Should members of parliament be checked again for previous Stasi cooperation?

From BZ editors

Once a week, ex-rulers Eberhard Diepgen (CDU) and Walter Momper (SPD) discuss topics that move the capital in the BZ Berlin. Today it’s about checking members of parliament for previous Stasi cooperation.

Eberhard Diepgen: No, after 30 years that is questionable

The history of East Germany must not be suppressed or forgotten.

I don’t want to quell my anger at the talk that the GDR was not an unjust state and the whitewashing of actual and supposed achievements in the real socialism of the GDR.

It is necessary to deal with the structures of the Stasi and their task in state and society and the work of the Stasi memorial in Hohenschönhausen.

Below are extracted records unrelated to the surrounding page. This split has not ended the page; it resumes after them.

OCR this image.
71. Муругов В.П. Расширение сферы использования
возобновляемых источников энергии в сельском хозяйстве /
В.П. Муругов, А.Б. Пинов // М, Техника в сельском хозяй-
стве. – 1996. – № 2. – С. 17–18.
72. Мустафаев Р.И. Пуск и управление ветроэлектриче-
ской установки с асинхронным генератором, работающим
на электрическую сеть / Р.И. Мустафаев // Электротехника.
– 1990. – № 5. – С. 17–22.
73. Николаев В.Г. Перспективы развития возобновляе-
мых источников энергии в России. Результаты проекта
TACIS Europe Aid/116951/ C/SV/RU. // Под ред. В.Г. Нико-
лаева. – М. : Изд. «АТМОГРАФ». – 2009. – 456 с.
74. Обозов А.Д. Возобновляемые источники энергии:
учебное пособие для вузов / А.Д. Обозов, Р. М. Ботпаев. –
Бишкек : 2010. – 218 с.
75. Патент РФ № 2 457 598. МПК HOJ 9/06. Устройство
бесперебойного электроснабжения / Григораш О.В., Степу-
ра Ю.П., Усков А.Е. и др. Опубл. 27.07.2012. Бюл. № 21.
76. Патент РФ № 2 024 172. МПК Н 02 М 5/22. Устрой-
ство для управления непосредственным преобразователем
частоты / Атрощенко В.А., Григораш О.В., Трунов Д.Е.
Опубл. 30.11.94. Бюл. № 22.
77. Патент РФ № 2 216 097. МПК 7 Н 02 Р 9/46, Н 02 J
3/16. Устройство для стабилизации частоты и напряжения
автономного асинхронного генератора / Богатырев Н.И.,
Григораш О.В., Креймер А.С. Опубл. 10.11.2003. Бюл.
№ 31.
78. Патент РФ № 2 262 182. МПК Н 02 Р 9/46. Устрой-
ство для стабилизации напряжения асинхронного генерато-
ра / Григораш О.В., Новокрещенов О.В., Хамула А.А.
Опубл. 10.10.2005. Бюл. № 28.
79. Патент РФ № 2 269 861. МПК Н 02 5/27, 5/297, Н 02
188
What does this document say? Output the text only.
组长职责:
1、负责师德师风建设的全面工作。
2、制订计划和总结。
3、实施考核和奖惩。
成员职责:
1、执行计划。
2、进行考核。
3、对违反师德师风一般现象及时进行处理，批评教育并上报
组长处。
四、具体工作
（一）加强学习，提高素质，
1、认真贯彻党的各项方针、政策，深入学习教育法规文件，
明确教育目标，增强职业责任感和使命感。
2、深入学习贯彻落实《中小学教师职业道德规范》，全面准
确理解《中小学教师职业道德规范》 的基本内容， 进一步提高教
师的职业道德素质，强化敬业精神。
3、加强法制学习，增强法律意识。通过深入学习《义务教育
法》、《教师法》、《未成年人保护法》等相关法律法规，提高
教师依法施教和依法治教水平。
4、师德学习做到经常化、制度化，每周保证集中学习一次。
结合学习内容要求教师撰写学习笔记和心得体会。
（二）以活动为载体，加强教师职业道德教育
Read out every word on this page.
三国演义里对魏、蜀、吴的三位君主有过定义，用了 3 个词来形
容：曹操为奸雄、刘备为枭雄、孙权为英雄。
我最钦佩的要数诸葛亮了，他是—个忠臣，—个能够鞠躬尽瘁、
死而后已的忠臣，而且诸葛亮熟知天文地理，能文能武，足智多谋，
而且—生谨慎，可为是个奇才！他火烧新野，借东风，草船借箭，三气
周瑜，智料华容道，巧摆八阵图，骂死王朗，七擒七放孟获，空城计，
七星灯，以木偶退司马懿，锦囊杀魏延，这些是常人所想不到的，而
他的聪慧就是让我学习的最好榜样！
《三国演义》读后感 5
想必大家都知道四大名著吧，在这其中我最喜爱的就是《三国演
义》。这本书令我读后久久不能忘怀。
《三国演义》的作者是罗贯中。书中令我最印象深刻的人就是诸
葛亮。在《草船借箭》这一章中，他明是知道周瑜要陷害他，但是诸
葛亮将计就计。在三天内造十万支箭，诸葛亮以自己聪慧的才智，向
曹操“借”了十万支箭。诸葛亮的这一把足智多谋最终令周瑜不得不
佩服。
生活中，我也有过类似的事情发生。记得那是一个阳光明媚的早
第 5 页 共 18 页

But a further examination of the Berlin parliamentarians for the more and more theoretical possibility of a Stasi amalgamation? More than 30 years after the end of the GDR and the Stasi?

Even if East German federal states carry out a further check of elected members of their parliaments in different forms, restraint seems necessary to me. This review of freely elected MPs no longer fits the ideas of our social and legal system. This includes the statute of limitations. It is intended to create legal peace and legal certainty.

All crimes in Germany are statute-barred at the age of 30, only murder is not statute-barred. Clear deadlines also apply to information about the criminal record. In my view, there is a lot of exaggeration with informal self-determination and the associated limitation of information. I don’t see why the review of Stasi activity after more than 30 years should be a legitimate exception.

With the argument that victims of Stasi injustice would have to be examined and then MPs would have to put up with it all the more, the Berlin Stasi representative overlooks the fact that potential Stasi victims want to assert a claim against the state, which amalgamation would be omitted.

The discussion about further scrutiny of MPs distracts from the crucial task of dealing with the foundations of an unjust state.

Walter Momper: Yes, out of respect for the victims

In any case, Berlin parliamentarians should be checked again for previous Stasi cooperation. However, this does not require a law, but a simple decision by Parliament to carry out a self-examination is sufficient, as has been the case in the past.

Only those who were of legal age on October 3, 1990, i.e. who are now over 50 years old, need to be checked. In the case of the younger MPs, there is no longer any point in checking them.

Of course, it is difficult to bear when there are MPs in an elected parliament who have actively worked on the Stasi’s suppression apparatus. Of course, respect for the victims of state persecution and violent measures requires transparency here.

It turns out that even decades later, new clues are still being found in the files of the state security service, which can be used to prove activity for the Stasi.

The number of deputies who might have worked for state security in the past is decreasing due to age. As a result, checking for Stasi cooperation has lost its central importance.

But out of respect for the victims of the Stasi rule, we must continue to proceed as we have done in the past and clarify that parliamentarians and members of the government did not work for the state security of the GDR.